Le ministre des Outre-mer Sébastien Lecornu doit réunir jeudi en visioconférence les principaux acteurs politiques calédoniens sur ce dossier, mais les indépendantistes ont indiqué qu’ils boycottaient le rendez-vous. Le dialogue avec les partenaires politiques avait été renoué lors du déplacement du ministre au lendemain du 2ème référendum. « Nous poursuivrons inlassablement le dialogue (…) jusqu’à parvenir avec l’ensemble des acteurs, à une solution négociée » a déclaré Jean Castex devant l’Assemblée nationale.

Face aux tensions sur place, Antonin Beurrier demande « de prendre connaissance des engagements que nous sommes prêts à prendre au nom de l’entreprise, de sa direction générale et de ses employés afin de retrouver la paix civile et le chemin du dialogue ». « Le schéma de reprise confirmé ce jour est abouti et robuste », assure-t-il. « Il représente la seule alternative à la mise en sommeil du site et à la destruction de milliers d’emplois et d’un savoir-faire industriel unique dans le pays. Il permet justement cette ouverture et un rapport nouveau avec la société civile calédonienne ».

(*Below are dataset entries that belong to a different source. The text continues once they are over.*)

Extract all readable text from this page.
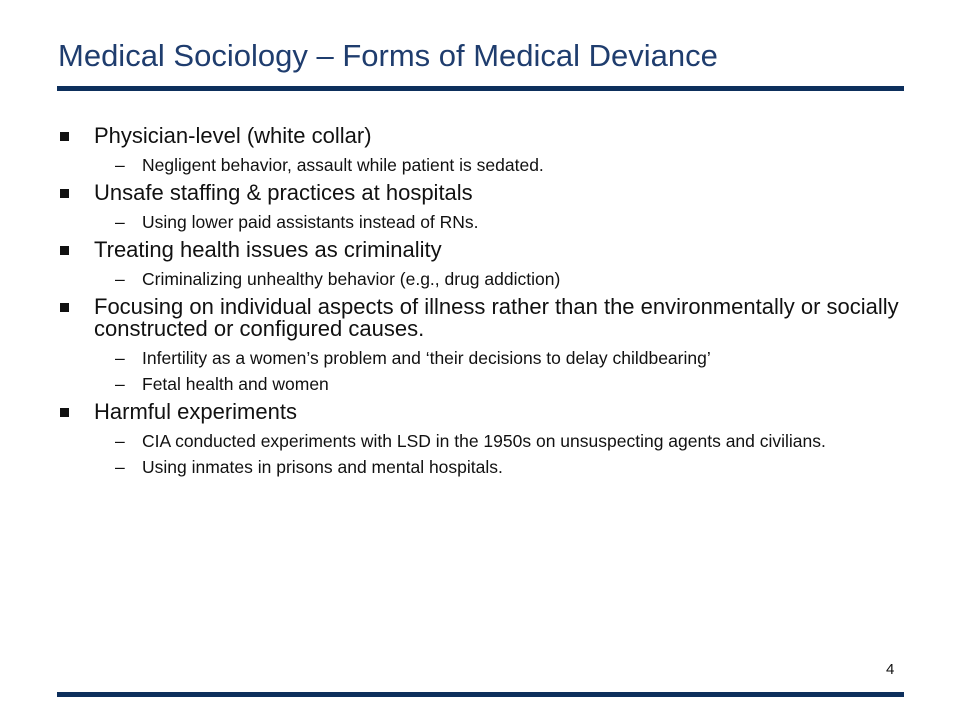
Medical Sociology – Forms of Medical Deviance
Physician-level (white collar)
– Negligent behavior, assault while patient is sedated.
Unsafe staffing & practices at hospitals
– Using lower paid assistants instead of RNs.
Treating health issues as criminality
– Criminalizing unhealthy behavior (e.g., drug addiction)
Focusing on individual aspects of illness rather than the environmentally or socially constructed or configured causes.
– Infertility as a women’s problem and ‘their decisions to delay childbearing’
– Fetal health and women
Harmful experiments
– CIA conducted experiments with LSD in the 1950s on unsuspecting agents and civilians.
– Using inmates in prisons and mental hospitals.
4
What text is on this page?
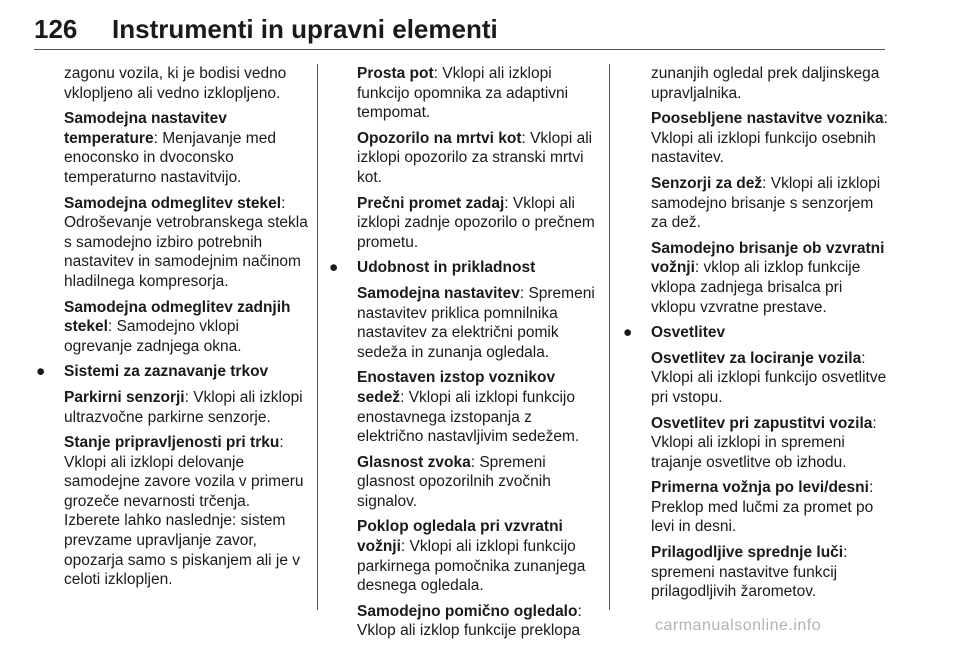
126 Instrumenti in upravni elementi

zagonu vozila, ki je bodisi vedno vklopljeno ali vedno izklopljeno.

Samodejna nastavitev temperature: Menjavanje med enoconsko in dvoconsko temperaturno nastavitvijo.

Samodejna odmeglitev stekel: Odroševanje vetrobranskega stekla s samodejno izbiro potrebnih nastavitev in samodejnim načinom hladilnega kompresorja.

Samodejna odmeglitev zadnjih stekel: Samodejno vklopi ogrevanje zadnjega okna.

● Sistemi za zaznavanje trkov

Parkirni senzorji: Vklopi ali izklopi ultrazvočne parkirne senzorje.

Stanje pripravljenosti pri trku: Vklopi ali izklopi delovanje samodejne zavore vozila v primeru grozeče nevarnosti trčenja. Izberete lahko naslednje: sistem prevzame upravljanje zavor, opozarja samo s piskanjem ali je v celoti izklopljen.

Prosta pot: Vklopi ali izklopi funkcijo opomnika za adaptivni tempomat.

Opozorilo na mrtvi kot: Vklopi ali izklopi opozorilo za stranski mrtvi kot.

Prečni promet zadaj: Vklopi ali izklopi zadnje opozorilo o prečnem prometu.

● Udobnost in prikladnost

Samodejna nastavitev: Spremeni nastavitev priklica pomnilnika nastavitev za električni pomik sedeža in zunanja ogledala.

Enostaven izstop voznikov sedež: Vklopi ali izklopi funkcijo enostavnega izstopanja z električno nastavljivim sedežem.

Glasnost zvoka: Spremeni glasnost opozorilnih zvočnih signalov.

Poklop ogledala pri vzvratni vožnji: Vklopi ali izklopi funkcijo parkirnega pomočnika zunanjega desnega ogledala.

Samodejno pomično ogledalo: Vklop ali izklop funkcije preklopa

zunanjih ogledal prek daljinskega upravljalnika.

Poosebljene nastavitve voznika: Vklopi ali izklopi funkcijo osebnih nastavitev.

Senzorji za dež: Vklopi ali izklopi samodejno brisanje s senzorjem za dež.

Samodejno brisanje ob vzvratni vožnji: vklop ali izklop funkcije vklopa zadnjega brisalca pri vklopu vzvratne prestave.

● Osvetlitev

Osvetlitev za lociranje vozila: Vklopi ali izklopi funkcijo osvetlitve pri vstopu.

Osvetlitev pri zapustitvi vozila: Vklopi ali izklopi in spremeni trajanje osvetlitve ob izhodu.

Primerna vožnja po levi/desni: Preklop med lučmi za promet po levi in desni.

Prilagodljive sprednje luči: spremeni nastavitve funkcij prilagodljivih žarometov.

carmanualsonline.info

Vale NC a annoncé l'officialisation de la reprise de l'Usine du Sud alors que la situation est tendue sur place ©Caledonia

Vale NC a annoncé l’officialisation de la reprise de l’Usine du Sud alors que la situation est tendue sur place ©Caledonia

« Cette signature marque une étape supplémentaire dans la procédure tout en gardant des marges de discussions importantes, entre autres sur l’actionnariat calédonien », a salué de son côté la coalition Les Loyalistes, qui « rappellent que leur priorité reste le sauvetage des 3000 emplois qui dépendent directement de l’usine ». « Les Loyalistes appellent le FLNKS et ses différents responsables à condamner et à faire le nécessaire pour que cessent ces actions de déstabilisation », ont-ils ajouté, appelant à la « responsabilité de chacun ». Cette coalition de partis non indépendantistes avec notamment le Rassemblement national appellent à la mobilisation ce samedi contre les barrages.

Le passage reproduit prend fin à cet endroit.